Al entrar en la Sala de Armas me he dicho: “Coño”. Y acto seguido: “¿Por dónde empiezo?”. Apoyado en el quicio de la puerta como James Dean en aquella película en que hace de niñato tonto peleado con todo el mundo, por un momento he estado a punto de rendirme y volver al sofá a ver la tele. Pero luchando contra mi titánica desidia, he tomado un fajo de viejos papeles abandonados encima del teclado del piano y que impedía hasta hoy tocar las notas más agudas. Eran recortes de prensa que fui guardando con los años. “Voy a ver qué se puede tirar”, me he dicho a mí mismo. Había un poco de todo: algunas crónicas cantando viejas y épicas victorias del Barça, necrológicas de escritores que algún día leí (o no), reportajes acerca de extintos países (o sea, la URSS y Yugoslavia), reseñas de películas y, ¡oh sorpresa!, una entrevista con el célebre Antoni Tàpies.
“¿Para qué guardé esta mierda?”, he pensado al ver la fotografía del pintor debajo del titular. Mi simpatía por Tàpies es similar a la que siento por Pol Pot o Roberto Carlos (el futbolista), así que mi desconcierto no ha tenido límites. Para hallar una explicación a mi aparentemente absurda decisión de archivar en su día esa entrevista no he tenido más remedio que leerla. Y, claro, todo tiene una explicación. Después de una inacabable serie de sandeces, Tàpies cuenta al entrevistador:
“Cuando me pongo filosófico, mi mujer me devuelve la importancia de las cosas cotidianas. Una tarde entré en la cocina abrumado por una cuestión filosófica y comencé a hablarle. Ella me frenó: “Un momento, estoy haciendo una salsa que necesita concentración”.
Entre risas silenciosas, he recordado que conservé esa entrevista como parte de una abandonada investigación que hace años realicé con la intención de escribir un ensayo sobre la cara dura. Y además, qué coño, me divierte imaginar a Tàpies entrar en la cocina “abrumado per una cuestión filosófica”. Farsante.
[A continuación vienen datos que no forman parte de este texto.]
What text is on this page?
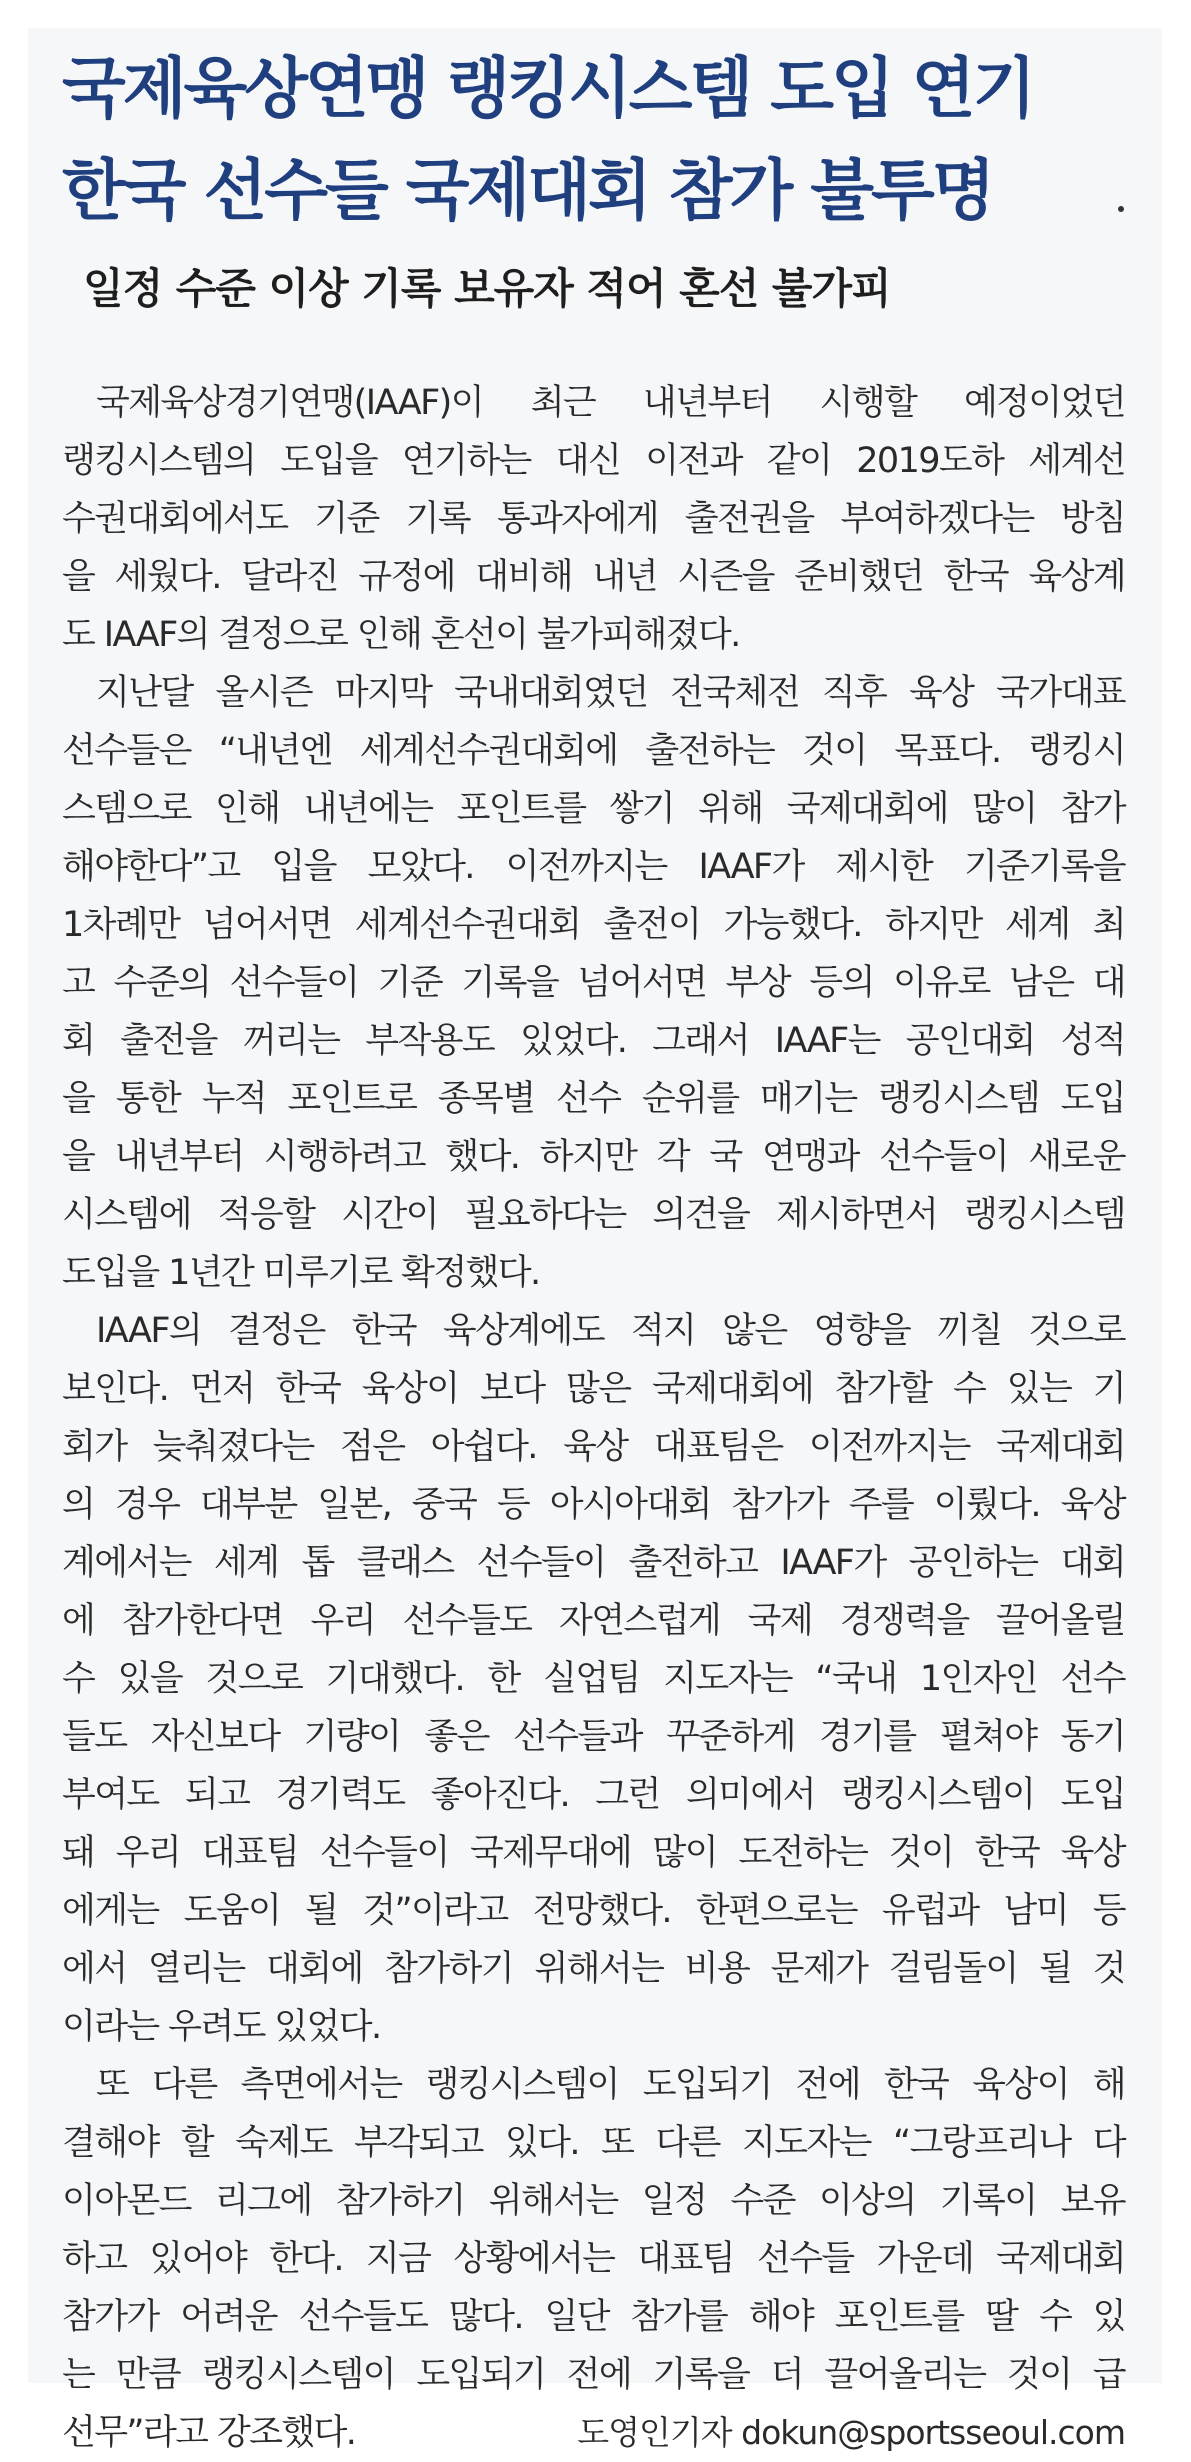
국제육상연맹 랭킹시스템 도입 연기
한국 선수들 국제대회 참가 불투명
일정 수준 이상 기록 보유자 적어 혼선 불가피
국제육상경기연맹(IAAF)이 최근 내년부터 시행할 예정이었던
랭킹시스템의 도입을 연기하는 대신 이전과 같이 2019도하 세계선
수권대회에서도 기준 기록 통과자에게 출전권을 부여하겠다는 방침
을 세웠다. 달라진 규정에 대비해 내년 시즌을 준비했던 한국 육상계
도 IAAF의 결정으로 인해 혼선이 불가피해졌다.
지난달 올시즌 마지막 국내대회였던 전국체전 직후 육상 국가대표
선수들은 “내년엔 세계선수권대회에 출전하는 것이 목표다. 랭킹시
스템으로 인해 내년에는 포인트를 쌓기 위해 국제대회에 많이 참가
해야한다”고 입을 모았다. 이전까지는 IAAF가 제시한 기준기록을
1차례만 넘어서면 세계선수권대회 출전이 가능했다. 하지만 세계 최
고 수준의 선수들이 기준 기록을 넘어서면 부상 등의 이유로 남은 대
회 출전을 꺼리는 부작용도 있었다. 그래서 IAAF는 공인대회 성적
을 통한 누적 포인트로 종목별 선수 순위를 매기는 랭킹시스템 도입
을 내년부터 시행하려고 했다. 하지만 각 국 연맹과 선수들이 새로운
시스템에 적응할 시간이 필요하다는 의견을 제시하면서 랭킹시스템
도입을 1년간 미루기로 확정했다.
IAAF의 결정은 한국 육상계에도 적지 않은 영향을 끼칠 것으로
보인다. 먼저 한국 육상이 보다 많은 국제대회에 참가할 수 있는 기
회가 늦춰졌다는 점은 아쉽다. 육상 대표팀은 이전까지는 국제대회
의 경우 대부분 일본, 중국 등 아시아대회 참가가 주를 이뤘다. 육상
계에서는 세계 톱 클래스 선수들이 출전하고 IAAF가 공인하는 대회
에 참가한다면 우리 선수들도 자연스럽게 국제 경쟁력을 끌어올릴
수 있을 것으로 기대했다. 한 실업팀 지도자는 “국내 1인자인 선수
들도 자신보다 기량이 좋은 선수들과 꾸준하게 경기를 펼쳐야 동기
부여도 되고 경기력도 좋아진다. 그런 의미에서 랭킹시스템이 도입
돼 우리 대표팀 선수들이 국제무대에 많이 도전하는 것이 한국 육상
에게는 도움이 될 것”이라고 전망했다. 한편으로는 유럽과 남미 등
에서 열리는 대회에 참가하기 위해서는 비용 문제가 걸림돌이 될 것
이라는 우려도 있었다.
또 다른 측면에서는 랭킹시스템이 도입되기 전에 한국 육상이 해
결해야 할 숙제도 부각되고 있다. 또 다른 지도자는 “그랑프리나 다
이아몬드 리그에 참가하기 위해서는 일정 수준 이상의 기록이 보유
하고 있어야 한다. 지금 상황에서는 대표팀 선수들 가운데 국제대회
참가가 어려운 선수들도 많다. 일단 참가를 해야 포인트를 딸 수 있
는 만큼 랭킹시스템이 도입되기 전에 기록을 더 끌어올리는 것이 급
선무”라고 강조했다.	도영인기자 dokun@sportsseoul.com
Al entrar en la Sala de Armas me he dicho: “Coño”. Y acto seguido: “¿Por dónde empiezo?”. Apoyado en el quicio de la puerta como James Dean en aquella película en que hace de niñato tonto peleado con todo el mundo, por un momento he estado a punto de rendirme y volver al sofá a ver la tele. Pero luchando contra mi titánica desidia, he tomado un fajo de viejos papeles abandonados encima del teclado del piano y que impedía hasta hoy tocar las notas más agudas. Eran recortes de prensa que fui guardando con los años. “Voy a ver qué se puede tirar”, me he dicho a mí mismo. Había un poco de todo: algunas crónicas cantando viejas y épicas victorias del Barça, necrológicas de escritores que algún día leí (o no), reportajes acerca de extintos países (o sea, la URSS y Yugoslavia), reseñas de películas y, ¡oh sorpresa!, una entrevista con el célebre Antoni Tàpies.
“¿Para qué guardé esta mierda?”, he pensado al ver la fotografía del pintor debajo del titular. Mi simpatía por Tàpies es similar a la que siento por Pol Pot o Roberto Carlos (el futbolista), así que mi desconcierto no ha tenido límites. Para hallar una explicación a mi aparentemente absurda decisión de archivar en su día esa entrevista no he tenido más remedio que leerla. Y, claro, todo tiene una explicación. Después de una inacabable serie de sandeces, Tàpies cuenta al entrevistador:
“Cuando me pongo filosófico, mi mujer me devuelve la importancia de las cosas cotidianas. Una tarde entré en la cocina abrumado por una cuestión filosófica y comencé a hablarle. Ella me frenó: “Un momento, estoy haciendo una salsa que necesita concentración”.
Entre risas silenciosas, he recordado que conservé esa entrevista como parte de una abandonada investigación que hace años realicé con la intención de escribir un ensayo sobre la cara dura. Y además, qué coño, me divierte imaginar a Tàpies entrar en la cocina “abrumado per una cuestión filosófica”. Farsante.
1 Comments:
En todas las casas hay una sala de armas, o por lo menos un armario de fusiles. Imposible ordenarlos, la mierda que has acumulado a lo largo del tiempo, siempre, e irremediablemente tiene un significado único e irrepetible. ¿Serán las joyas de los pobres? ¿Por que vale tanto el oro? ¿Por que hay poco en comparación al hierro? Seguro que hay menos ejemplares de ese articulo del Tapies.